Well, you can compare the left and right sides and see that there is no hydrogen atom at all on the products side as it is written right now.

So, you must have water on the products side when you dissolve a hydrate into an aqueous solution (even though it is implied for #"K"_2"CO"_3# that it is in water).

#color(blue)("CaCl"_2cdot2"H"_2"O"(aq) + "K"_2"CO"_3(aq) -> "CaCO"_3(s) + 2"KCl"(aq) + 2"H"_2"O"(l))#

(Also, dihydrate means there are two water molecules, not one, and calcium chloride must have a calcium cation of a #+2# charge. #"CaCl"_color(blue)(2)cdotcolor(blue)(2)"H"_2"O"#, not #"CaCl"cdot"H"_2"O"#)

In terms of the phases:

The #(s)# and #(aq)# are actually supposed to mean something specific.

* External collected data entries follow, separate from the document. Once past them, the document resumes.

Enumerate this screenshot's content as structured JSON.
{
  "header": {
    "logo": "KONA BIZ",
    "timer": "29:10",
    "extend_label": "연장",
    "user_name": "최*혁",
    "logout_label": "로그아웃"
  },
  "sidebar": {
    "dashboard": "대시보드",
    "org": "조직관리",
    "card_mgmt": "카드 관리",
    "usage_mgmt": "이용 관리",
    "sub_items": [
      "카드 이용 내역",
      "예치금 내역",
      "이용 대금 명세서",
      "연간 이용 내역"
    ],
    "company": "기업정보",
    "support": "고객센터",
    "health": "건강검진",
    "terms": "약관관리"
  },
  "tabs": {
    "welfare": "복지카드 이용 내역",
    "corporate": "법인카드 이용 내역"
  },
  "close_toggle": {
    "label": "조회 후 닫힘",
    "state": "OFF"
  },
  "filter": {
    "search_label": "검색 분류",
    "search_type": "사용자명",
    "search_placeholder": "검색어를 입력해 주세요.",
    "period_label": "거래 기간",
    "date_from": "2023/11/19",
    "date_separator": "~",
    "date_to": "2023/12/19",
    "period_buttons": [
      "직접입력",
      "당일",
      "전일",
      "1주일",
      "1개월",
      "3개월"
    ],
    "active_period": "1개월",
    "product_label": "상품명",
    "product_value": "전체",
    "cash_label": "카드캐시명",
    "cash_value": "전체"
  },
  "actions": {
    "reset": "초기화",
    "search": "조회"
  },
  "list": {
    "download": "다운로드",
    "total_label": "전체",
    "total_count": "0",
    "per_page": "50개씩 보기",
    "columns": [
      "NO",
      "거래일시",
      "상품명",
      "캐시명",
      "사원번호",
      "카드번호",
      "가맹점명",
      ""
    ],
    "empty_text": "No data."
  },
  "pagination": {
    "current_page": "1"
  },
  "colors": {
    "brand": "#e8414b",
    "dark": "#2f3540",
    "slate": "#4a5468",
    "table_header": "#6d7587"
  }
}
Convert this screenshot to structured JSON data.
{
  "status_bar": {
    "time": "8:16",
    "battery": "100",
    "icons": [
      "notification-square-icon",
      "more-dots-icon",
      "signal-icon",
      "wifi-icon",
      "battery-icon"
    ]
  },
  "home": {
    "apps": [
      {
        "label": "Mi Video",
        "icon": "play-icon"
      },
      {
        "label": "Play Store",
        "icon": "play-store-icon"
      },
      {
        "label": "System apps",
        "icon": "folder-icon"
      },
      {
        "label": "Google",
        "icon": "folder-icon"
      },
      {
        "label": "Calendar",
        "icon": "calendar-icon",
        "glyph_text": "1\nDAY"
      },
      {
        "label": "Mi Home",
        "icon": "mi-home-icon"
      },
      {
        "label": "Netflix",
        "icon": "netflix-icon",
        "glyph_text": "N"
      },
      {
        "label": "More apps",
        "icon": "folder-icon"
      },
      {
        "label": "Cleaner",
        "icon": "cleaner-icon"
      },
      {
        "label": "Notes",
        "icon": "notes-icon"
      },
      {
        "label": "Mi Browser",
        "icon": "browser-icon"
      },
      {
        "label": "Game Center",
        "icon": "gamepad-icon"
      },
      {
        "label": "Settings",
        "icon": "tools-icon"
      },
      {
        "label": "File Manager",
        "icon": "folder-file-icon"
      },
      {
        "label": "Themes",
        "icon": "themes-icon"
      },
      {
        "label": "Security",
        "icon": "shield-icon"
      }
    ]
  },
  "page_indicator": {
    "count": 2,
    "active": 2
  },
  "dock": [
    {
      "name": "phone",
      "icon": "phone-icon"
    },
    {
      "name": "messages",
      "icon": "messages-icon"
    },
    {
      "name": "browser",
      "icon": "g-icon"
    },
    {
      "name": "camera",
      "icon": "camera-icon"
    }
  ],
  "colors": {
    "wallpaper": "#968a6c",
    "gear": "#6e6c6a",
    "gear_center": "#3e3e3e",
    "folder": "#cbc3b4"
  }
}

By saying something is a solid, you are saying that it did NOT dissolve successfully.

You are saying that you physically SEE a solid in solution, and not just a transparent solution. You physically SEE white #"CaCO"_3(s)# in solution in real life, because it's not very soluble in water, but you DON'T physically see any #"KCl"(aq)# in solution because it IS quite soluble in water.

In terms of what the reaction actually describes:

The balanced chemical reaction you are meant to write describes the process after everything is already placed into water and mixed.

Even though you know that it's already all in water, you do still have to balance the equation.

You have to place the liquid water molecules on the products side to account for the two water molecules that came from the calcium chloride dihydrate.